Deservedly, the girl dumped me after school a few days later.
Schoolmates speculated she was more interested in another kid who had just returned from an overseas trip sporting a shiny new Starter tracksuit - up there with chatter rings and Lynx Musk when it came to credibility capital in the mid-1990s.
But I still say it was a higher power, perhaps even the spirit of The Colonel himself, punishing me for my sins.
A similar fate befell me after I re-offended just two years later, at the Stratford High School third-form social.
This time, the fetid soundtrack was the Backstreet Boys' Everybody, and my shoes again shuffled awkwardly with tear-away pants scuffed beneath.
Soon enough, the day came when I was playing touch rugby on the back field with a few mates when one of them observed: "Aw, shame, Morton's gonna get dumped."
He pointed to my new girlfriend approaching across the field with a pony-tailed friend in tow.
"Moral support, bro. She's got the moral support with her. You're getting dumped Morton, hard out."
From that day on, I treated dance floors like hot Taranaki black-sand beaches - check out a few girls on your way across them but clear off before you get burned.
Thankfully, New Plymouth nightspots such as The Mill and The Grumpy Mole afforded real Taranaki men the sanctuary of pool tables and garden bars.

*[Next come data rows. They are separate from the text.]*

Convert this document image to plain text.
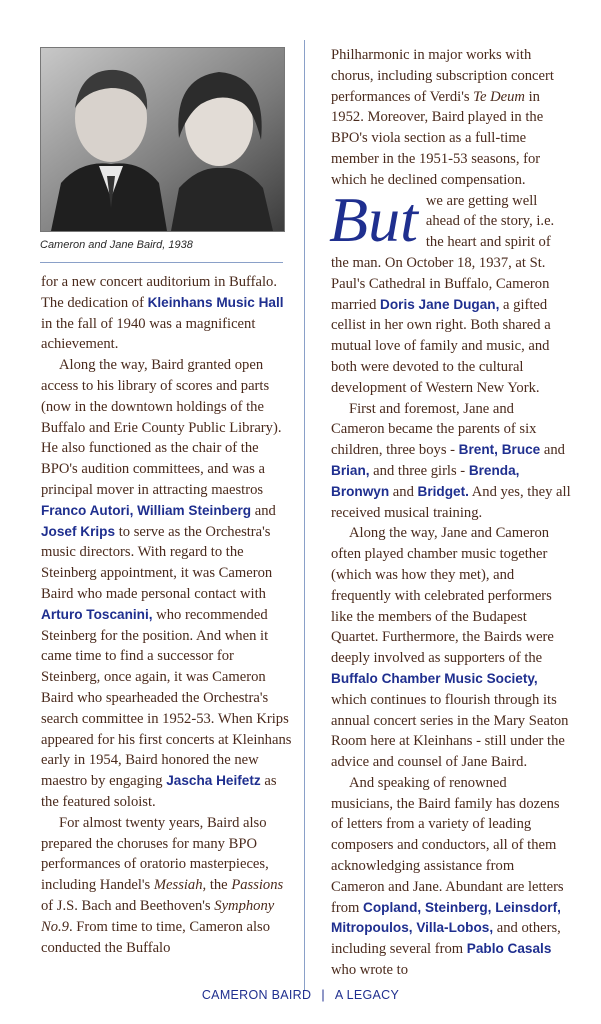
Cameron and Jane Baird, 1938

for a new concert auditorium in Buffalo. The dedication of Kleinhans Music Hall in the fall of 1940 was a magnificent achievement.

Along the way, Baird granted open access to his library of scores and parts (now in the downtown holdings of the Buffalo and Erie County Public Library). He also functioned as the chair of the BPO's audition committees, and was a principal mover in attracting maestros Franco Autori, William Steinberg and Josef Krips to serve as the Orchestra's music directors. With regard to the Steinberg appointment, it was Cameron Baird who made personal contact with Arturo Toscanini, who recommended Steinberg for the position. And when it came time to find a successor for Steinberg, once again, it was Cameron Baird who spearheaded the Orchestra's search committee in 1952-53. When Krips appeared for his first concerts at Kleinhans early in 1954, Baird honored the new maestro by engaging Jascha Heifetz as the featured soloist.

For almost twenty years, Baird also prepared the choruses for many BPO performances of oratorio masterpieces, including Handel's Messiah, the Passions of J.S. Bach and Beethoven's Symphony No.9. From time to time, Cameron also conducted the Buffalo

Philharmonic in major works with chorus, including subscription concert performances of Verdi's Te Deum in 1952. Moreover, Baird played in the BPO's viola section as a full-time member in the 1951-53 seasons, for which he declined compensation.

But we are getting well ahead of the story, i.e. the heart and spirit of the man. On October 18, 1937, at St. Paul's Cathedral in Buffalo, Cameron married Doris Jane Dugan, a gifted cellist in her own right. Both shared a mutual love of family and music, and both were devoted to the cultural development of Western New York.

First and foremost, Jane and Cameron became the parents of six children, three boys - Brent, Bruce and Brian, and three girls - Brenda, Bronwyn and Bridget. And yes, they all received musical training.

Along the way, Jane and Cameron often played chamber music together (which was how they met), and frequently with celebrated performers like the members of the Budapest Quartet. Furthermore, the Bairds were deeply involved as supporters of the Buffalo Chamber Music Society, which continues to flourish through its annual concert series in the Mary Seaton Room here at Kleinhans - still under the advice and counsel of Jane Baird.

And speaking of renowned musicians, the Baird family has dozens of letters from a variety of leading composers and conductors, all of them acknowledging assistance from Cameron and Jane. Abundant are letters from Copland, Steinberg, Leinsdorf, Mitropoulos, Villa-Lobos, and others, including several from Pablo Casals who wrote to

CAMERON BAIRD | A LEGACY
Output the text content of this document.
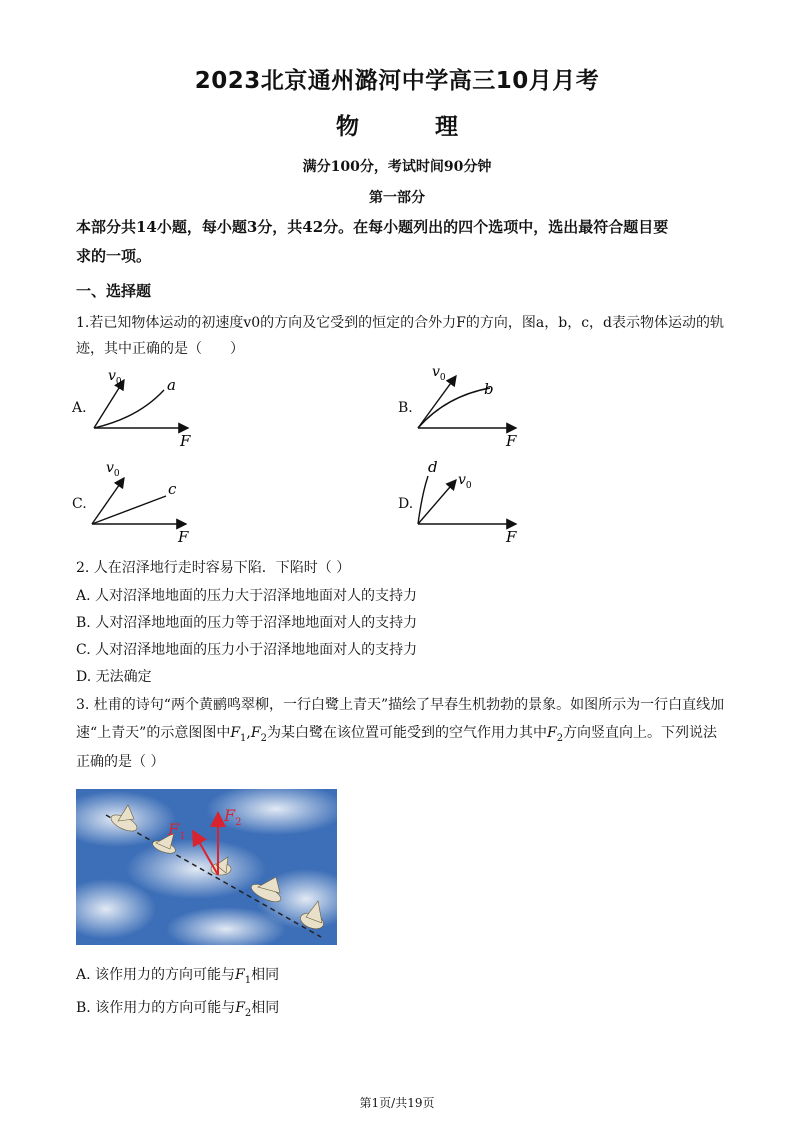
2023北京通州潞河中学高三10月月考
物  理
满分100分，考试时间90分钟
第一部分
本部分共14小题，每小题3分，共42分。在每小题列出的四个选项中，选出最符合题目要
求的一项。
一、选择题
1.若已知物体运动的初速度v0的方向及它受到的恒定的合外力F的方向，图a，b，c，d表示物体运动的轨
迹，其中正确的是（　　）
A.
$v_0$	a
F
B.
$v_0$
b
F
C.
$v_0$
c
F
D.
d
$v_0$
F
2. 人在沼泽地行走时容易下陷．下陷时（ ）
A. 人对沼泽地地面的压力大于沼泽地地面对人的支持力
B. 人对沼泽地地面的压力等于沼泽地地面对人的支持力
C. 人对沼泽地地面的压力小于沼泽地地面对人的支持力
D. 无法确定
3. 杜甫的诗句“两个黄鹂鸣翠柳，一行白鹭上青天”描绘了早春生机勃勃的景象。如图所示为一行白直线加
速“上青天”的示意图图中$F_1,F_2$为某白鹭在该位置可能受到的空气作用力其中$F_2$方向竖直向上。下列说法
正确的是（ ）
$F_1$
$F_2$
A. 该作用力的方向可能与$F_1$相同
B. 该作用力的方向可能与$F_2$相同
第1页/共19页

Dance floors were essentially the domain of gelled-up halfbacks with pre-faded jeans and popped collars, viewed in Nakian lore as one step below hockey players and 8-year-old netballers.
So how could it be that on Saturday night, the aforementioned transgressions came to be borne out again? I'm still unsure, but I'm citing the mammoth Hoegaarden glasses they serve at De Bier Haus and the steady flow of solid tunes that guest band One One One was rocking at The Crown and Badger as contributing factors to the crime.
Summoned by a rollicking cover of Johnny Cash's Folsom Prison Blues, my bow-legs found their way to the pub's dance floor and proceeded to flail about without care or co-ordination.
The swathe I hacked amid the other punters - nobody dared boogie next to this Taranaki tornado - along with the revolted expressions I collected proved that farm boys just don't belong on dance floors.
With head hung low, I can only pray to The Colonel for forgiveness and vow that at the next pub I'll either stick to the pool tables - or it'll be death by gumboot.